Kasaï-Oriental : Kabanda accuse Mbwebwa de vouloir«intentionnellement » morceler le patrimoine immobilier de la MIBA en violation de la loi, la société saisit Kinshasa pour obtenir le retrait de ses actes administratifs

 Kasaï-Oriental : Kabanda accuse Mbwebwa de vouloir«intentionnellement » morceler le patrimoine immobilier de la MIBA en violation de la loi, la société saisit Kinshasa pour obtenir le retrait de ses actes administratifs

La Société Minière de Bakwanga (MIBA SA) accuse le Gouverneur du Kasaï-Oriental, Jean-Paul Mbwebwa Kapo, d’avoir engagé un processus de réaménagement visant une partie de ses parcelles à Mbujimayi. Dans une correspondance adressée à la ministre nationale des Affaires foncières et transmise pour information au Chef de l’État, Félix Tshisekedi, l’entreprise dénonce ce qu’elle qualifie de « processus de lotissement irrégulier » et sollicite le retrait des actes administratifs pris au niveau provincial.

Dans cette lettre datée du 22 juillet 2026 et signée par son Administrateur Directeur Général, André Kabanda Kana, la MIBA affirme avoir appris « par voie des réseaux sociaux » l’existence d’actes administratifs pris par l’autorité provinciale en vue de réaliser des études de faisabilité et d’élaborer un plan d’aménagement sur des parcelles appartenant à la société.

L’entreprise cite notamment un ordre de mission collectif du 3 juillet 2026 ainsi qu’un arrêté provincial du 15 juin 2026, qu’elle attribue à l’administration provinciale dirigée par Jean-Paul Mbwebwa Kapo.

Selon la MIBA, ces initiatives concernent particulièrement des parcelles résidentielles lui appartenant, occupées par certains de ses agents ainsi que par des responsables des services administratifs, militaires, policiers et judiciaires à Mbujimayi.

« Nous nous empressons, par la présente, auprès de votre Autorité pour dénoncer avec regret la procédure déclenchée par le Gouverneur de la Province du Kasaï-Oriental pour réaménagement de la partie du quartier ciblé qui concerne uniquement les parcelles résidentielles de la MIBA SA, habitées par certains de ses agents et autres autorités administratives, militaires, policières et judiciaires à Mbujimayi », écrit l’Administrateur Directeur Général de la MIBA.

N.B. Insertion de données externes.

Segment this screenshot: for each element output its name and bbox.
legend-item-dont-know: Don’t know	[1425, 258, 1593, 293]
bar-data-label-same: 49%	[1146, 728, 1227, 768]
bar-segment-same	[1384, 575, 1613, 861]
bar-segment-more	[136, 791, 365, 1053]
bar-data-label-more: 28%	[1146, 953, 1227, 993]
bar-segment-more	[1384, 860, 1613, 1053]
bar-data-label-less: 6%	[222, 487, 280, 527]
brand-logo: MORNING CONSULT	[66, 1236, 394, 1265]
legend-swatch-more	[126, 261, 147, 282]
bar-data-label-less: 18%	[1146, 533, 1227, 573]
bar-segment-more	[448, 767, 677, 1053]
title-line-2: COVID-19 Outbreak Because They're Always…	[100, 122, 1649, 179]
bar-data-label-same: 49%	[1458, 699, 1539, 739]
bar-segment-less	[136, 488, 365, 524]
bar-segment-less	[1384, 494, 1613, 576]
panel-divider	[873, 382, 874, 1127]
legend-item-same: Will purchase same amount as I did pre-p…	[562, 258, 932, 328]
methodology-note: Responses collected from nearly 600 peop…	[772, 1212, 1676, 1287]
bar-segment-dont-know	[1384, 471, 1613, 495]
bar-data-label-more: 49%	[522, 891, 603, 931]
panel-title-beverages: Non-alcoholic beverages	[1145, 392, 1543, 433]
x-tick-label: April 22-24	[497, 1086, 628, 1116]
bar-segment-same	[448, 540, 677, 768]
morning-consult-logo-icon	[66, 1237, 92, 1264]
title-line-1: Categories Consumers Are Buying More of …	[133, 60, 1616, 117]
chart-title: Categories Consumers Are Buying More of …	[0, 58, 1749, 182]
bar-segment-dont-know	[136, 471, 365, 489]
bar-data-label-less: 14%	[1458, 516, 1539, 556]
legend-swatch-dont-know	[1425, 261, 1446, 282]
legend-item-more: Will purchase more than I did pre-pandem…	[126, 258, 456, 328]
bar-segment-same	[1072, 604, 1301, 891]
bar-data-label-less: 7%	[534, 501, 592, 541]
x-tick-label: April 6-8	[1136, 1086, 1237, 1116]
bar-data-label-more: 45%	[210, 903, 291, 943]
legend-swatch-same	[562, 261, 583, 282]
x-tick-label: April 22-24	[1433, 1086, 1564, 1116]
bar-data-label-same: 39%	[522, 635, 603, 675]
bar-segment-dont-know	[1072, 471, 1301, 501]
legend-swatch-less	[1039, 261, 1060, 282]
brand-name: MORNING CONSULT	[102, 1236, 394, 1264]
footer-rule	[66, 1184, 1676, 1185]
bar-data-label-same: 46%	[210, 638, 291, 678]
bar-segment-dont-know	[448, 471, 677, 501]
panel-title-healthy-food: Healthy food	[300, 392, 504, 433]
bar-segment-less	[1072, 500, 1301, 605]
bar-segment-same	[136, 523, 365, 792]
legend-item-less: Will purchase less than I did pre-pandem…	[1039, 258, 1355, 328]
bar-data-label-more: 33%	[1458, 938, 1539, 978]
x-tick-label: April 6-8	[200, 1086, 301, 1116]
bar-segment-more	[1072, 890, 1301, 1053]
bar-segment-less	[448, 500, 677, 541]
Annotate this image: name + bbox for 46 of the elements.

Cette entreprise publique rejette l’argument selon lequel cette démarche s’inscrirait dans le cadre de la Politique nationale d’aménagement du territoire. Elle estime que l’initiative porte atteinte à son patrimoine immobilier et constitue une violation des textes régissant la gestion des biens d’une entreprise du portefeuille de l’État.

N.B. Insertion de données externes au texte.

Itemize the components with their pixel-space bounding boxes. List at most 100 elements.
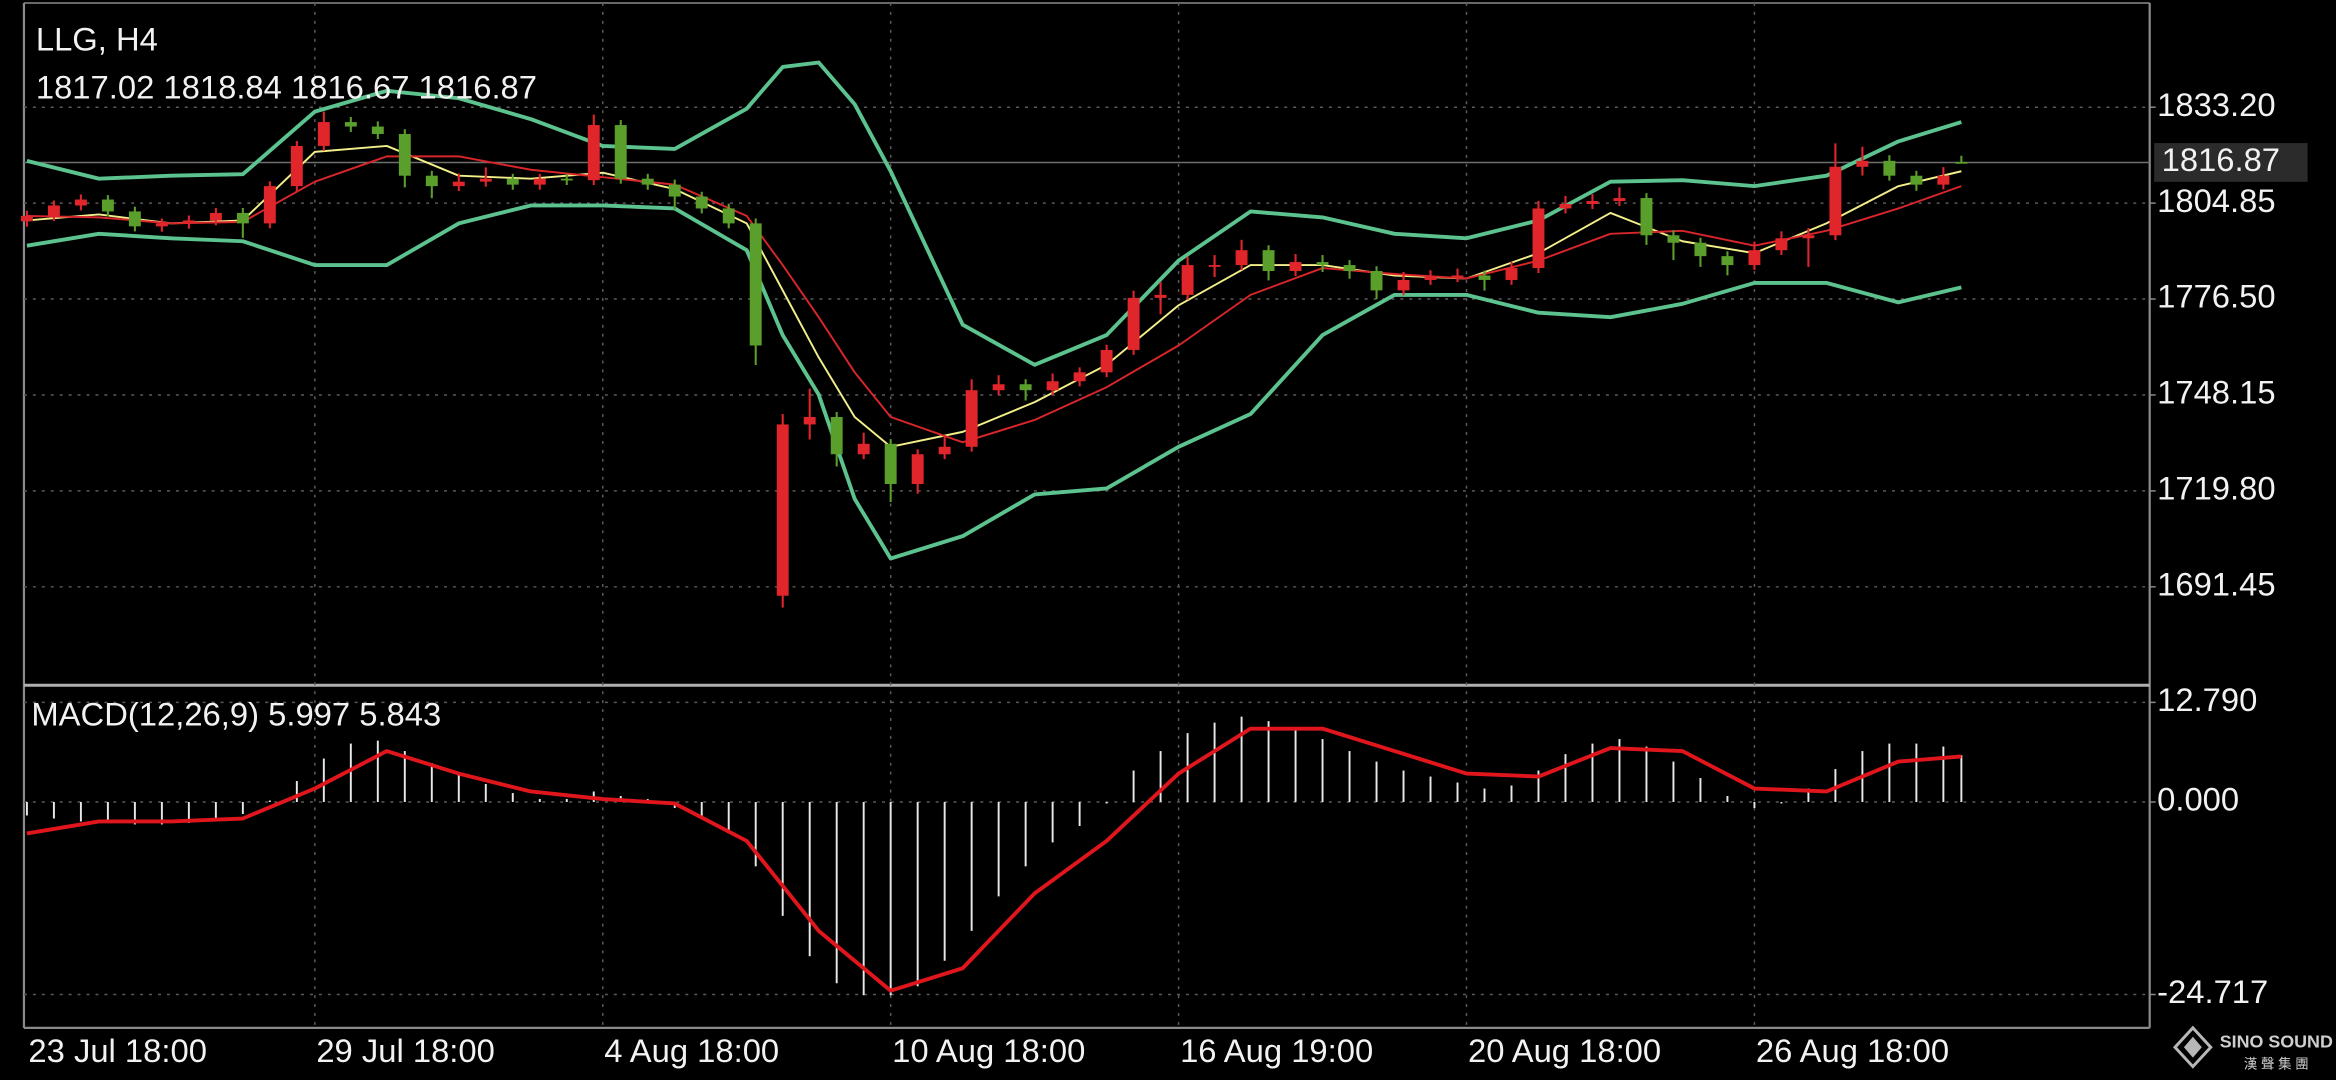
last-price-box [2154, 143, 2308, 182]
candle-body [668, 184, 681, 197]
watermark-name: SINO SOUND [2220, 1031, 2333, 1051]
candle-body [1559, 203, 1572, 209]
ohlc-value: 1816.67 [291, 68, 409, 105]
candle-body [155, 223, 168, 227]
candle-body [236, 212, 249, 224]
candle-body [479, 178, 492, 182]
candle-body [857, 443, 870, 455]
candle-body [1910, 175, 1923, 185]
candle-body [1478, 275, 1491, 280]
candle-body [182, 220, 195, 224]
candle-body [1046, 381, 1059, 391]
candle-body [1100, 349, 1113, 373]
candle-body [398, 133, 411, 176]
candle-body [1721, 256, 1734, 266]
candle-body [1856, 160, 1869, 167]
candle-body [47, 205, 60, 216]
ohlc-header: 1817.02 1818.84 1816.67 1816.87 [36, 68, 537, 105]
indicator-line [26, 144, 1962, 448]
candle-body [1586, 201, 1599, 204]
candle-body [1937, 175, 1950, 185]
candle-body [20, 215, 33, 222]
candle-body [1235, 250, 1248, 266]
candle-body [1181, 265, 1194, 295]
candle-body [587, 125, 600, 181]
candle-body [1505, 268, 1518, 280]
candle-body [101, 199, 114, 212]
y-tick-label: 1748.15 [2157, 374, 2275, 411]
candle-body [128, 211, 141, 227]
y-tick-label: 1804.85 [2157, 182, 2275, 219]
indicator-name: MACD(12,26,9) [31, 695, 259, 732]
candle-body [1370, 271, 1383, 291]
candle-body [1397, 279, 1410, 291]
candle-body [1343, 265, 1356, 272]
candle-body [1316, 262, 1329, 266]
signal-line [26, 726, 1962, 993]
indicator-line [26, 203, 1962, 561]
watermark-subtitle: 漢 聲 集 團 [2244, 1056, 2309, 1072]
y-tick-label: -24.717 [2157, 973, 2268, 1010]
candle-body [1451, 275, 1464, 278]
candle-body [938, 446, 951, 455]
watermark-logo-inner [2183, 1036, 2202, 1058]
candle-body [1532, 208, 1545, 269]
y-tick-label: 1691.45 [2157, 565, 2275, 602]
candle-body [506, 178, 519, 185]
indicator-header: MACD(12,26,9) 5.997 5.843 [31, 695, 441, 732]
candle-body [1262, 250, 1275, 272]
candle-body [1154, 294, 1167, 298]
candle-body [749, 223, 762, 346]
candle-body [1802, 235, 1815, 239]
signal-value: 5.843 [359, 695, 441, 732]
candle-body [1694, 242, 1707, 257]
candle-body [425, 175, 438, 187]
candle-body [1208, 265, 1221, 267]
watermark: SINO SOUND 漢 聲 集 團 [2172, 1025, 2333, 1072]
last-price-label: 1816.87 [2162, 141, 2280, 178]
ohlc-value: 1816.87 [419, 68, 537, 105]
ohlc-value: 1818.84 [163, 68, 281, 105]
candle-body [74, 199, 87, 206]
chart-title: LLG, H4 [36, 20, 158, 57]
x-tick-label: 20 Aug 18:00 [1468, 1032, 1661, 1069]
x-tick-label: 4 Aug 18:00 [604, 1032, 779, 1069]
candle-body [371, 126, 384, 134]
candle-body [911, 454, 924, 485]
x-tick-label: 26 Aug 18:00 [1756, 1032, 1949, 1069]
candle-body [830, 416, 843, 455]
candle-body [560, 178, 573, 181]
candle-body [344, 122, 357, 127]
y-tick-label: 12.790 [2157, 681, 2257, 718]
indicator-line [26, 60, 1962, 367]
candle-body [1955, 161, 1968, 164]
candle-body [1883, 160, 1896, 176]
macd-value: 5.997 [268, 695, 350, 732]
x-tick-label: 16 Aug 19:00 [1180, 1032, 1373, 1069]
candle-body [317, 122, 330, 146]
candle-body [290, 145, 303, 187]
indicator-line [26, 155, 1962, 444]
candle-body [452, 181, 465, 187]
candle-body [1640, 198, 1653, 236]
candle-body [1424, 276, 1437, 280]
y-tick-label: 0.000 [2157, 781, 2239, 818]
candle-body [641, 178, 654, 185]
candle-body [992, 384, 1005, 391]
y-tick-label: 1776.50 [2157, 278, 2275, 315]
x-tick-label: 23 Jul 18:00 [28, 1032, 207, 1069]
candle-body [965, 390, 978, 447]
candle-body [1289, 262, 1302, 272]
candle-body [263, 186, 276, 224]
x-tick-label: 29 Jul 18:00 [316, 1032, 495, 1069]
candle-body [1667, 235, 1680, 243]
candle-body [695, 196, 708, 209]
candle-body [1829, 166, 1842, 236]
candle-body [1019, 384, 1032, 391]
candle-body [884, 443, 897, 485]
candle-body [1613, 198, 1626, 202]
watermark-logo [2172, 1025, 2213, 1069]
candle-body [209, 212, 222, 221]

« En réalité, l’Autorité provinciale vise intentionnellement à morceler le patrimoine immobilier d’une entreprise du Portefeuille de l’État en violation des dispositions légales en la matière et des statuts sociaux de la MIBA SA. (…) Nous sollicitons votre implication personnelle aux fins que l’Autorité provinciale retire ses actes qui sont contraires à la loi foncière dans ses dispositions pertinentes », affirme la correspondance.

Dans un autre passage de sa lettre, la MIBA met directement en cause la responsabilité de l’autorité provinciale dans la protection de son patrimoine foncier. Elle estime que les mesures prises favorisent des occupations qu’elle juge irrégulières de ses concessions.

« Nous dénonçons cet acte car, c’est l’Autorité Provinciale qui est censée protéger le patrimoine foncier de l’État à la MIBA SA, contre toute occupation illégale, qui ouvre la porte aux personnes qui spolient les concessions foncières de la Société et ce, contre la volonté de Son Excellence Monsieur le Président de la République, Chef de l’État, celle de voir la MIBA SA reprendre ses activités minières », écrit la société.

Par ailleurs la MIBA rappelle ainsi que la préservation de son patrimoine immobilier constitue, selon elle, un enjeu majeur dans le processus de relance de ses activités minières et de redynamisation de l’entreprise.